En cualquier caso Mateo llegó al seno de una familia privilegiada, por ejemplo por sus contactos en la capital hispalense. Así, el joven fue pronto considerado el «protegido» del canónigo sevillano Diego Vázquez de Alderete, del que le llega su primer apellido pese a no ser familia.

Enseguida conoció los entresijos de la pujante Casa de la Contratación, al ser secretario del presidente de la institución, el cardenal Espinosa (aún por ser designado), y los del propio Estado español, al depositar el propio Felipe II en él toda la confianza.
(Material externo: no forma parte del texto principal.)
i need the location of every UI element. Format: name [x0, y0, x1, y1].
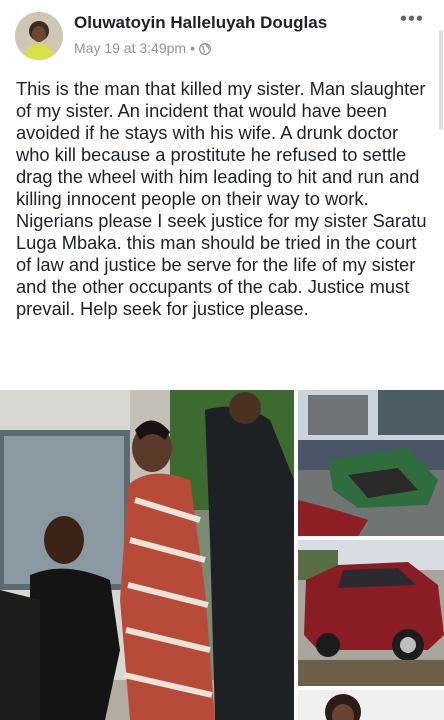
post-meta: May 19 at 3:49pm •	[74, 40, 211, 56]
post-body-text: This is the man that killed my sister. M…	[16, 78, 427, 319]
photo-grid	[0, 390, 444, 720]
author-name[interactable]: Oluwatoyin Halleluyah Douglas	[74, 13, 327, 33]
globe-icon	[199, 42, 211, 55]
scrollbar[interactable]	[439, 30, 443, 130]
photo-main[interactable]	[0, 390, 294, 720]
avatar[interactable]	[15, 12, 63, 60]
meta-separator: •	[190, 40, 195, 56]
post-timestamp[interactable]: May 19 at 3:49pm	[74, 40, 186, 56]
photo-crash-scene[interactable]	[298, 390, 444, 536]
photo-damaged-car[interactable]	[298, 540, 444, 686]
photo-woman-portrait[interactable]	[298, 690, 444, 720]
post-header: Oluwatoyin Halleluyah Douglas May 19 at …	[0, 0, 444, 66]
more-options-button[interactable]: •••	[400, 8, 424, 31]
Y una Secretaría Real.

La Esperanza de Triana avanza por una tenue Vázquez de Leca en el regreso de su anual traslado a Santa Ana / Raúl Díaz

La Esperanza de Triana avanza por una tenue Vázquez de Leca en el regreso de su anual traslado a Santa Ana / Raúl Díaz

Con la popularidad y riqueza de Vázquez de Leca en alza, su sobrino, también vinculado con la religión, vivía en Sevilla una vida no exenta de fanfarronería, que se vio reforzada con su muerte a causa de la gota en 1591 y el traspaso inmediato de todos sus títulos y funciones por el vínculo de la sangre.

Si el tío hizo grandes avances en materia política y de gestión, el cenit del sobrino llegó por lo espiritual.
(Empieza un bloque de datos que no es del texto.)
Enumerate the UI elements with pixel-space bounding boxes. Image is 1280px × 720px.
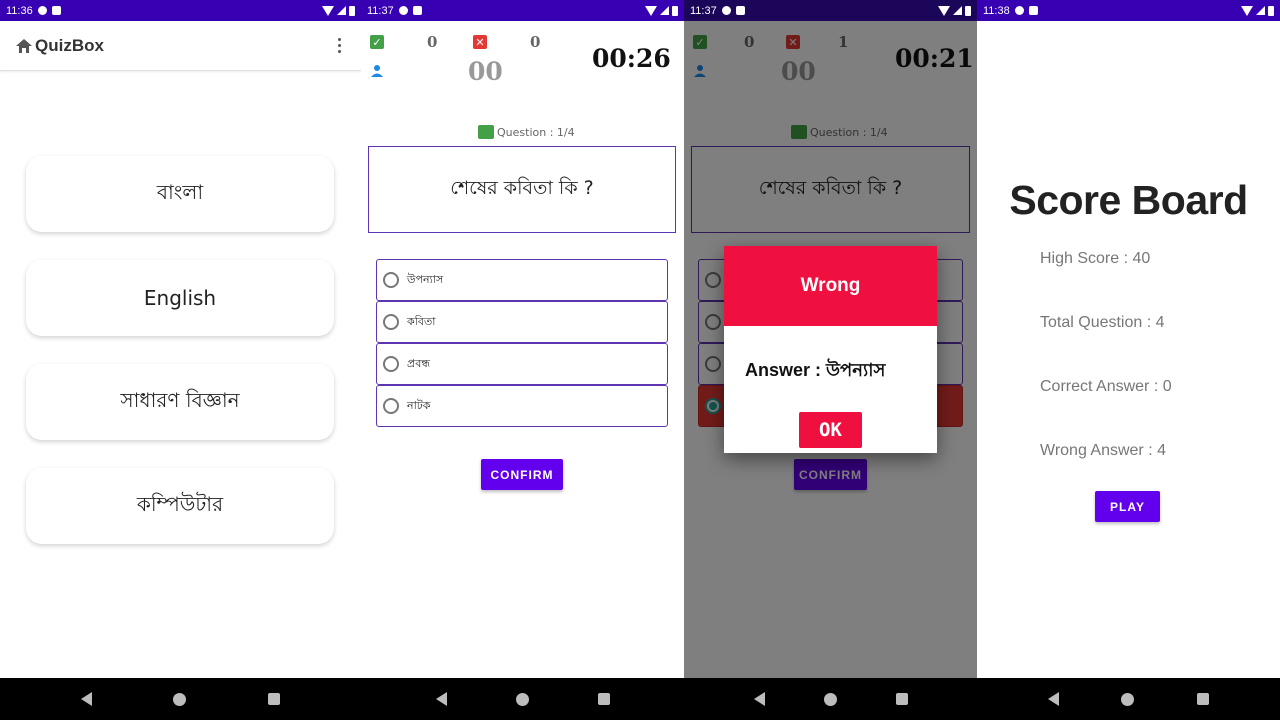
subject-screen: 11:36 QuizBox বাংলা English সাধারণ বিজ্ঞ… [0, 0, 361, 720]
signal-icon [660, 6, 669, 15]
status-time: 11:37 [367, 4, 394, 17]
high-score: High Score : 40 [1040, 250, 1151, 267]
wrong-answer: Wrong Answer : 4 [1040, 442, 1166, 459]
sim-icon [51, 6, 61, 15]
home-nav-icon[interactable] [173, 692, 187, 706]
dialog-title: Wrong [724, 246, 937, 326]
option-3[interactable]: প্রবন্ধ [376, 343, 668, 385]
notification-icon [1014, 6, 1024, 15]
notification-icon [721, 6, 731, 15]
question-box: শেষের কবিতা কি ? [368, 146, 676, 233]
wrong-icon: ✕ [473, 35, 487, 49]
wifi-icon [645, 5, 657, 16]
option-2[interactable]: কবিতা [376, 301, 668, 343]
radio-button[interactable] [383, 398, 399, 414]
option-4[interactable]: নাটক [376, 385, 668, 427]
timer: 00:26 [592, 44, 671, 73]
option-label: নাটক [407, 398, 431, 412]
back-icon[interactable] [1048, 692, 1060, 706]
notification-icon [398, 6, 408, 15]
nav-bar [977, 678, 1280, 720]
battery-icon [349, 5, 355, 16]
score-board-screen: 11:38 Score Board High Score : 40 Total … [977, 0, 1280, 720]
subject-card-general-science[interactable]: সাধারণ বিজ্ঞান [26, 364, 334, 440]
status-bar: 11:37 [684, 0, 977, 21]
signal-icon [337, 6, 346, 15]
wrong-answer-dialog: Wrong Answer : উপন্যাস OK [724, 246, 937, 453]
home-icon[interactable] [16, 38, 32, 53]
recents-icon[interactable] [597, 693, 610, 705]
question-counter-text: Question : 1/4 [497, 125, 575, 139]
recents-icon[interactable] [268, 693, 281, 705]
status-time: 11:38 [983, 4, 1010, 17]
signal-icon [953, 6, 962, 15]
nav-bar [361, 678, 684, 720]
dialog-answer: Answer : উপন্যাস [745, 360, 886, 380]
back-icon[interactable] [435, 692, 447, 706]
status-bar: 11:36 [0, 0, 361, 21]
chat-icon [478, 125, 494, 139]
notification-icon [37, 6, 47, 15]
signal-icon [1256, 6, 1265, 15]
correct-count: 0 [427, 33, 438, 51]
radio-button[interactable] [383, 272, 399, 288]
wifi-icon [938, 5, 950, 16]
correct-icon: ✓ [370, 35, 384, 49]
battery-icon [1268, 5, 1274, 16]
sim-icon [412, 6, 422, 15]
status-bar: 11:38 [977, 0, 1280, 21]
correct-answer: Correct Answer : 0 [1040, 378, 1172, 395]
option-label: কবিতা [407, 314, 436, 328]
sim-icon [1028, 6, 1038, 15]
app-bar: QuizBox [0, 21, 361, 71]
app-title: QuizBox [35, 35, 104, 55]
battery-icon [965, 5, 971, 16]
home-nav-icon[interactable] [515, 692, 529, 706]
quiz-screen-wrong-dialog: 11:37 ✓ 0 ✕ 1 00 00:21 Question : 1/4 শে… [684, 0, 977, 720]
subject-card-bangla[interactable]: বাংলা [26, 156, 334, 232]
play-button[interactable]: PLAY [1095, 491, 1160, 522]
confirm-button[interactable]: CONFIRM [481, 459, 563, 490]
subject-card-english[interactable]: English [26, 260, 334, 336]
home-nav-icon[interactable] [1121, 692, 1135, 706]
option-label: প্রবন্ধ [407, 356, 431, 370]
overflow-menu-icon[interactable] [334, 34, 345, 57]
wrong-count: 0 [530, 33, 541, 51]
option-1[interactable]: উপন্যাস [376, 259, 668, 301]
nav-bar [0, 678, 361, 720]
radio-button[interactable] [383, 356, 399, 372]
sim-icon [735, 6, 745, 15]
dialog-ok-button[interactable]: OK [799, 412, 862, 448]
nav-bar [684, 678, 977, 720]
recents-icon[interactable] [1196, 693, 1209, 705]
wifi-icon [322, 5, 334, 16]
status-time: 11:37 [690, 4, 717, 17]
question-counter: Question : 1/4 [478, 125, 575, 139]
user-icon [371, 65, 383, 77]
status-time: 11:36 [6, 4, 33, 17]
status-bar: 11:37 [361, 0, 684, 21]
recents-icon[interactable] [895, 693, 908, 705]
score-board-title: Score Board [1009, 177, 1248, 223]
back-icon[interactable] [80, 692, 92, 706]
score-value: 00 [468, 57, 503, 86]
radio-button[interactable] [383, 314, 399, 330]
back-icon[interactable] [753, 692, 765, 706]
option-label: উপন্যাস [407, 272, 444, 286]
home-nav-icon[interactable] [823, 692, 837, 706]
subject-card-computer[interactable]: কম্পিউটার [26, 468, 334, 544]
wifi-icon [1241, 5, 1253, 16]
total-question: Total Question : 4 [1040, 314, 1165, 331]
battery-icon [672, 5, 678, 16]
quiz-screen: 11:37 ✓ 0 ✕ 0 00 00:26 Question : 1/4 শে… [361, 0, 684, 720]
Tras un encuentro con la «muerte en persona» en la capilla de la Virgen de Los Reyes, según cuenta la leyenda, Mateo cambió radicalmente su personalidad, dejando atrás su estilo petulante por uno más austero.

A él se debe, junto a otros defensores como Miguel Cid, la influencia del Dogma Concepcionista y, más localmente, una de las principales tradiciones de Sevilla: los Seises.

Lo que Sevilla recibió

Aunque existieron tiempo atrás, pues él mismo lo había sido en su infancia, no fue hasta 1613 cuando se les uniforma con el traje que nos ha legado y bailan bajo el presbiterio catedralicio en el Corpus Christi.
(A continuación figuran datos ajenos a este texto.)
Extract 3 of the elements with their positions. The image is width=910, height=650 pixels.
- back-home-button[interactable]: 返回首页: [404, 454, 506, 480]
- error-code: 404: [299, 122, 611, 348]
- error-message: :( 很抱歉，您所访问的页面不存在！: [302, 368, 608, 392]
El Cristo de La Clemencia o de «Los cálices», de M. Montañés

El Cristo de La Clemencia o de «Los cálices», de M. Montañés

Para acrecentar el enigma, y teniendo en cuenta los cinco siglos transcurridos, apenas hay retratos del sacerdote, como si ese ostracismo gráfico reforzara su místico cambio de vida.

Una de las pocas pinturas que recogen su rostro es el lienzo manierista de 1621, y obra de Francisco Pacheco, titulado, precisamente, «Inmaculada con Vázquez de Leca».

En él, el religioso aparece en la esquina inferior izquierda, a los pies de la Virgen María, un cielo de querubines y el Guadalquivir que fluye con la Catedral y la Giralda en último término.

Un extracto de ese cuadro es la imagen que abre este reportaje (junto a una fotografía de José María González-Nandín y Paúl), aunque es posible confundirlo con otra obra, del mismo autor, prácticamente una réplica solo que con el poeta Cid en el lugar de Vázquez de Leca.

Sevilla también «le debe» la talla del portentoso Cristo de La Clemencia, venerado ahora en la Catedral pese a ser creado para el Monasterio de La Cartuja, por ser el canónigo quien encargó la talla a Martínez Montañés en 1602.

Por todo, el Ayuntamiento hispalense decidió en 1859 rotular con su nombre la que desde el siglo XIII se había llamado «la calle del lado de Santa Ana». En honor del Vázquez de Leca más «reciente», pero igualmente aplicable a aquel que, desde Sevilla, logró llegar al corazón de la Corte española.